- Born: Alexis Jacques Marie Wafflard 29 June 1787 Versailles, France
- Died: 1 December 1824 (aged 37) Paris, France
- Occupation: Playwright

= Alexis Wafflard =

French playwright

Alexis Wafflard, real name Alexis Jacques Marie Wafflard, or Vafflard, (29 June 1787 – 1 December 1824) was a French playwright, known in his lifetime for his comedies related to bourgeoises mores.

His comedy Les Caméléons, written in collaboration with the chansonnier Pierre-Jean de Béranger, is a satire of bureaucracy.
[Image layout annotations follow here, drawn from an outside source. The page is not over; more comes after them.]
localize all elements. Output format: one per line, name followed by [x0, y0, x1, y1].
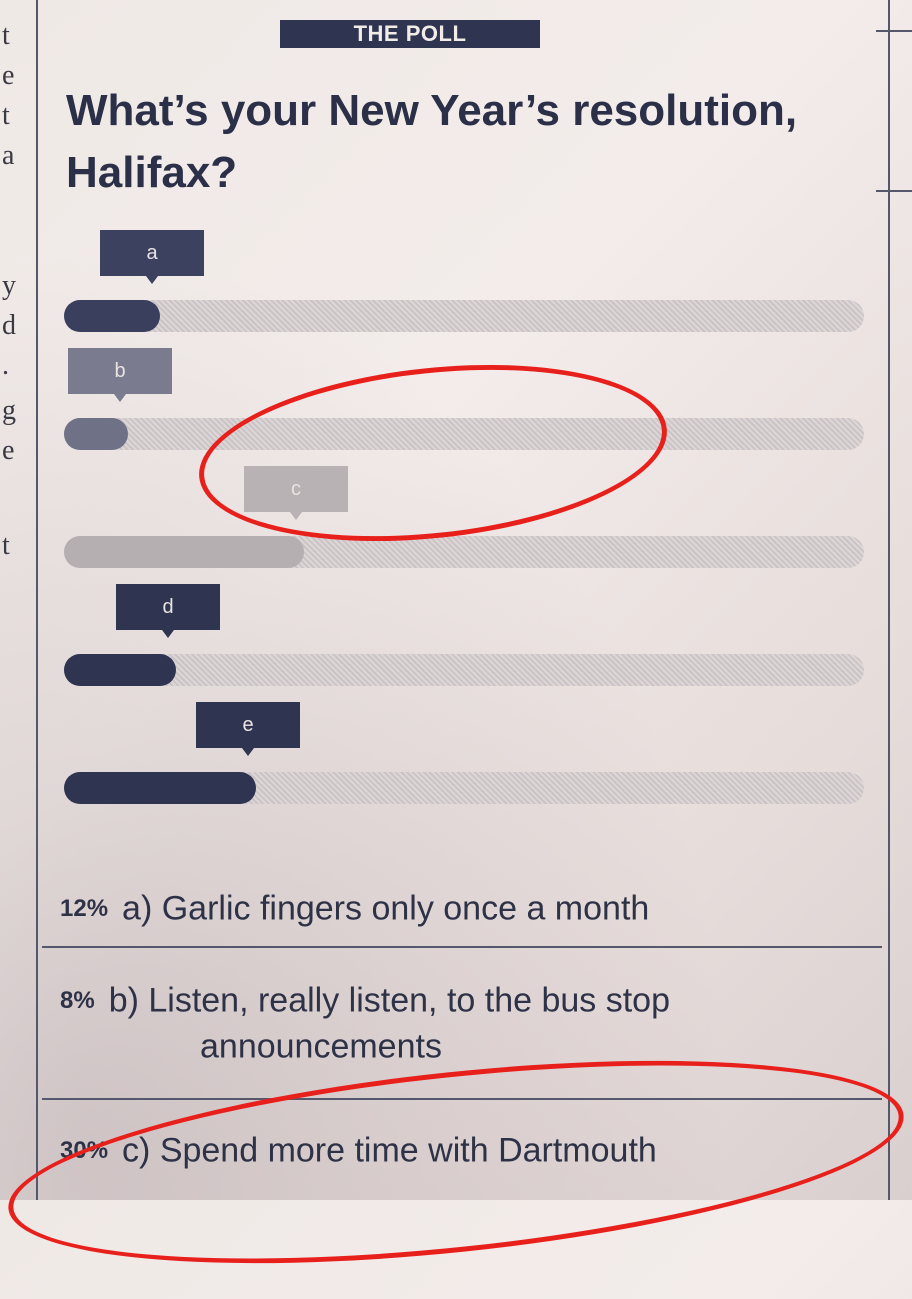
answer-text: c) Spend more time with Dartmouth: [122, 1131, 657, 1170]
bar-track-c: [64, 536, 864, 568]
answer-c: 30% c) Spend more time with Dartmouth: [60, 1130, 657, 1171]
column-rule-right: [888, 0, 890, 1200]
margin-letter: t: [2, 20, 10, 51]
bar-label-d: d: [116, 584, 220, 638]
adjacent-column-text: t e t a y d . g e t: [0, 0, 20, 1200]
bar-track-b: [64, 418, 864, 450]
margin-letter: d: [2, 310, 16, 341]
column-rule-left: [36, 0, 38, 1200]
answer-text: a) Garlic fingers only once a month: [122, 889, 650, 928]
answer-text: b) Listen, really listen, to the bus sto…: [108, 981, 670, 1020]
bar-label-a: a: [100, 230, 204, 284]
answer-a: 12% a) Garlic fingers only once a month: [60, 888, 649, 929]
bar-label-e: e: [196, 702, 300, 756]
bar-fill-a: [64, 300, 160, 332]
bar-track-e: [64, 772, 864, 804]
bar-track-d: [64, 654, 864, 686]
poll-question-title: What’s your New Year’s resolution, Halif…: [66, 86, 798, 197]
section-tag: THE POLL: [280, 20, 540, 48]
answer-divider: [42, 1098, 882, 1100]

His most popular work, written in collaboration with Fulgence de Bury, is Le Voyage à Dieppe. Wafflard died aged 37 from a pulmonary disease.

== Theatre ==
- Haydn ou le Menuet du bœuf, comédie-anecdote in 1 act, mingled with vaudevilles, with Jules Joseph de Lurieu called Gabriel, Paris, Théâtre du Vaudeville, 12 November 1812
- Le Voile d'Angleterre, ou la Revendeuse à la toilette, comédie en vaudevilles in 1 act, with Charles-François-Jean-Baptiste Moreau de Commagny, Paris, Théâtre du Vaudeville, 14 March 1814.
- Les Caméléons, comédie en vaudevilles in 1 act, in prose, with Charles-François-Jean-Baptiste Moreau de Commagny and Pierre-Jean de Béranger, Paris, Théâtre du Vaudeville, 25 October 1815
- Une promenade à St-Cloud, bluette épisodique in 1 act, mingled with vaudevilles, with Antoine-Achille-J. Rouval, Paris, Théâtre du Vaudeville, 10 September 1817
- Un moment d'imprudence, comedy in 3 acts and in prose, with Fulgence de Bury, Paris, Second Théâtre-Français, 1 December 1819
- Le Voyage à Dieppe, comedy in 3 acts and in prose, with Fulgence de Bury, Paris, Second Théâtre-Français, 1 March 1821
- Un jeu de bourse, ou la Bascule, comedy in 1 act, in prose, with Louis-Benoît Picard and Fulgence de Bury, Paris, Théâtre du Gymnase-dramatique, 26 July 1821
- Le Célibataire et l'homme marié, comedy in 3 acts and in prose, with Fulgence de Bury, Paris, Second Théâtre-Français, 16 December 1822
- Les Deux Ménages, comedy in 3 acts, with Louis-Benoît Picard and Fulgence de Bury Paris, Second Théâtre-Français, 21 March 1822
- L'Écolier d'Oxford, comedy in 3 acts and in prose, Paris, Second Théâtre-Français, 29 July 1824

== Sources ==
- Ferdinand Hoefer, Nouvelle Biographie générale, vol. XLVI, 1866.
- Pierre Larousse, Grand Dictionnaire universel du XIXe siècle, vol. XV, 1870.